Weltweite Energiewende: Indien priorisiert den Umbau des Energiesystems
Die italienische Fondazione MAIRE hat gemeinsam mit Ipsos neue Ergebnisse zur globalen Energiewende veröffentlicht. Die Studie basiert mittlerweile auf mehr als 2.300 Interviews in 14 Ländern auf vier Kontinenten und untersucht Bewusstsein, Prioritäten und Qualifikationsbedarf im Zusammenhang mit den Klimazielen.
Indien nimmt dabei eine Spitzenposition ein: 63 Prozent der Befragten fühlen sich sehr gut über die Energiewende informiert, 71 Prozent bescheinigen ihrer Regierung ein starkes Engagement bei der Umsetzung von Dekarbonisierungsstrategien. Auch bei der Priorisierung liegt Indien mit 70 Prozent vorne – gleichauf mit der Türkei.
Neu in die Untersuchung aufgenommen wurden Katar und Argentinien – mit deutlich unterschiedlichen Ergebnissen. Katar weist ein sehr hohes allgemeines Bewusstsein auf (95 Prozent); 67 Prozent sehen die Energiewende als nationale Priorität. Das Land investiert stark in erneuerbare Energien, Bildung und technisches Know-how, sorgt sich jedoch um mögliche Arbeitsplatzverluste in traditionellen Sektoren.
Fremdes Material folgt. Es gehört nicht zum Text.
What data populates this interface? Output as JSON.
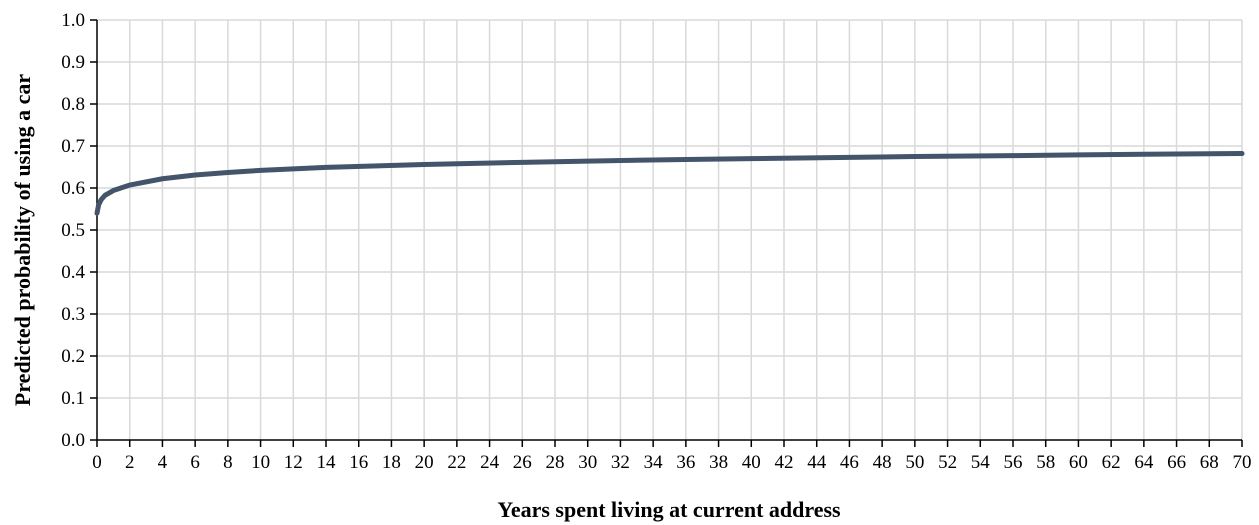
{
  "chart_data": {
    "type": "line",
    "title": "",
    "xlabel": "Years spent living at current address",
    "ylabel": "Predicted probability of using a car",
    "xlim": [
      0,
      70
    ],
    "ylim": [
      0.0,
      1.0
    ],
    "grid": true,
    "x_ticks": [
      "0",
      "2",
      "4",
      "6",
      "8",
      "10",
      "12",
      "14",
      "16",
      "18",
      "20",
      "22",
      "24",
      "26",
      "28",
      "30",
      "32",
      "34",
      "36",
      "38",
      "40",
      "42",
      "44",
      "46",
      "48",
      "50",
      "52",
      "54",
      "56",
      "58",
      "60",
      "62",
      "64",
      "66",
      "68",
      "70"
    ],
    "y_ticks": [
      "0.0",
      "0.1",
      "0.2",
      "0.3",
      "0.4",
      "0.5",
      "0.6",
      "0.7",
      "0.8",
      "0.9",
      "1.0"
    ],
    "series": [
      {
        "color": "#44546a",
        "x": [
          0,
          0.1,
          0.25,
          0.5,
          1,
          2,
          4,
          6,
          8,
          10,
          14,
          20,
          26,
          30,
          36,
          40,
          46,
          50,
          56,
          60,
          66,
          70
        ],
        "y": [
          0.54,
          0.56,
          0.572,
          0.583,
          0.594,
          0.607,
          0.622,
          0.631,
          0.637,
          0.642,
          0.649,
          0.656,
          0.661,
          0.664,
          0.668,
          0.67,
          0.673,
          0.675,
          0.677,
          0.679,
          0.681,
          0.682
        ]
      }
    ]
  }
}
Argentinien hingegen zeigt eine Diskrepanz zwischen grundsätzlichem Bewusstsein (97 Prozent) und konkreter Vertrautheit mit den Inhalten der Energiewende (36 Prozent). Nur 34 Prozent betrachten sie als nationale Priorität, und lediglich 23 Prozent bewerten das staatliche Engagement positiv. Wirtschaftliche Herausforderungen und begrenzte Investitionen in Ausbildung bremsen den Fortschritt.
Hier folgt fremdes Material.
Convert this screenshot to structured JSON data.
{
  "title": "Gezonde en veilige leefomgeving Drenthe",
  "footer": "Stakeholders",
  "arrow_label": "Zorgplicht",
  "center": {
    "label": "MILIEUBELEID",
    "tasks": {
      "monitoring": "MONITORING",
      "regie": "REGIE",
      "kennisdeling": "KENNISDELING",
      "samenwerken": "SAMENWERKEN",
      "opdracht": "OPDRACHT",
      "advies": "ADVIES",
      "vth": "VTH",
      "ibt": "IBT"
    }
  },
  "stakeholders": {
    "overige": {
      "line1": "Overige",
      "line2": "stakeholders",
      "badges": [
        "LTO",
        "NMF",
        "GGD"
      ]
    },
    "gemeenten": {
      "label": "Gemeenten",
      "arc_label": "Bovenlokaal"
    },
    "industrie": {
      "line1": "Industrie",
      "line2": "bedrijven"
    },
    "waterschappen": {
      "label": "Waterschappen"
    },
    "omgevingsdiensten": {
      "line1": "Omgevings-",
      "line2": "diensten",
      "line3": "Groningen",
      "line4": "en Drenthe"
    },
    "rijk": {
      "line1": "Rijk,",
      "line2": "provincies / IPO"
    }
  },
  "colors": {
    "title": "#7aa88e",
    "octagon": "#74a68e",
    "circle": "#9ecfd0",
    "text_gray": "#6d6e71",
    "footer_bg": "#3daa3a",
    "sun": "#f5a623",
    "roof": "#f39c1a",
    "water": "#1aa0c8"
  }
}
Die Studie macht deutlich: Für eine erfolgreiche Energiewende sind sowohl technisches Fachwissen als auch soziale Kompetenzen wie Problemlösungsfähigkeit, kritisches Denken und Kreativität entscheidend. Besonders hoch ist der Weiterbildungsbedarf in China und Chile. In Kasachstan wird ein gravierender Mangel an qualifizierten Fachkräften festgestellt, während China und Indien ihre Vorbereitung vergleichsweise positiv einschätzen.
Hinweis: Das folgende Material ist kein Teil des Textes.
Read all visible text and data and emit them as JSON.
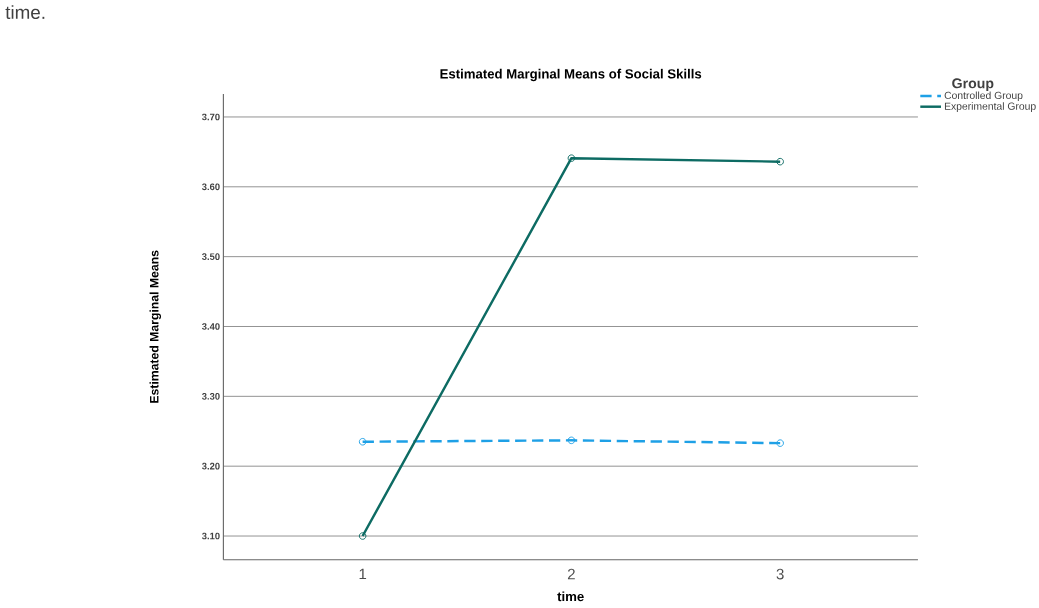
{
  "chart_data": {
    "type": "line",
    "title": "Estimated Marginal Means of Social Skills",
    "xlabel": "time",
    "ylabel": "Estimated Marginal Means",
    "legend_title": "Group",
    "annotations": [
      "time."
    ],
    "categories": [
      "1",
      "2",
      "3"
    ],
    "series": [
      {
        "name": "Controlled Group",
        "color": "#1ea0e6",
        "line_style": "dashed",
        "values": [
          3.235,
          3.237,
          3.233
        ]
      },
      {
        "name": "Experimental Group",
        "color": "#0d6b63",
        "line_style": "solid",
        "values": [
          3.1,
          3.641,
          3.636
        ]
      }
    ],
    "ylim": [
      3.066,
      3.733
    ],
    "yticks": [
      {
        "value": 3.1,
        "label": "3.10"
      },
      {
        "value": 3.2,
        "label": "3.20"
      },
      {
        "value": 3.3,
        "label": "3.30"
      },
      {
        "value": 3.4,
        "label": "3.40"
      },
      {
        "value": 3.5,
        "label": "3.50"
      },
      {
        "value": 3.6,
        "label": "3.60"
      },
      {
        "value": 3.7,
        "label": "3.70"
      }
    ],
    "grid": "y",
    "legend": "top right",
    "marker": "circle"
  }
}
Laut MAIRE-Vorsitzendem Fabrizio Di Amato überwiegen die ökologischen und wirtschaftlichen Vorteile der Energiewende langfristig in allen untersuchten Ländern. Entscheidend für den Erfolg seien strategische Investitionen in Bildung, Innovation und Humankapital – denn gut ausgebildete Fachkräfte gelten weltweit als Schlüssel zur Erreichung der Klimaziele.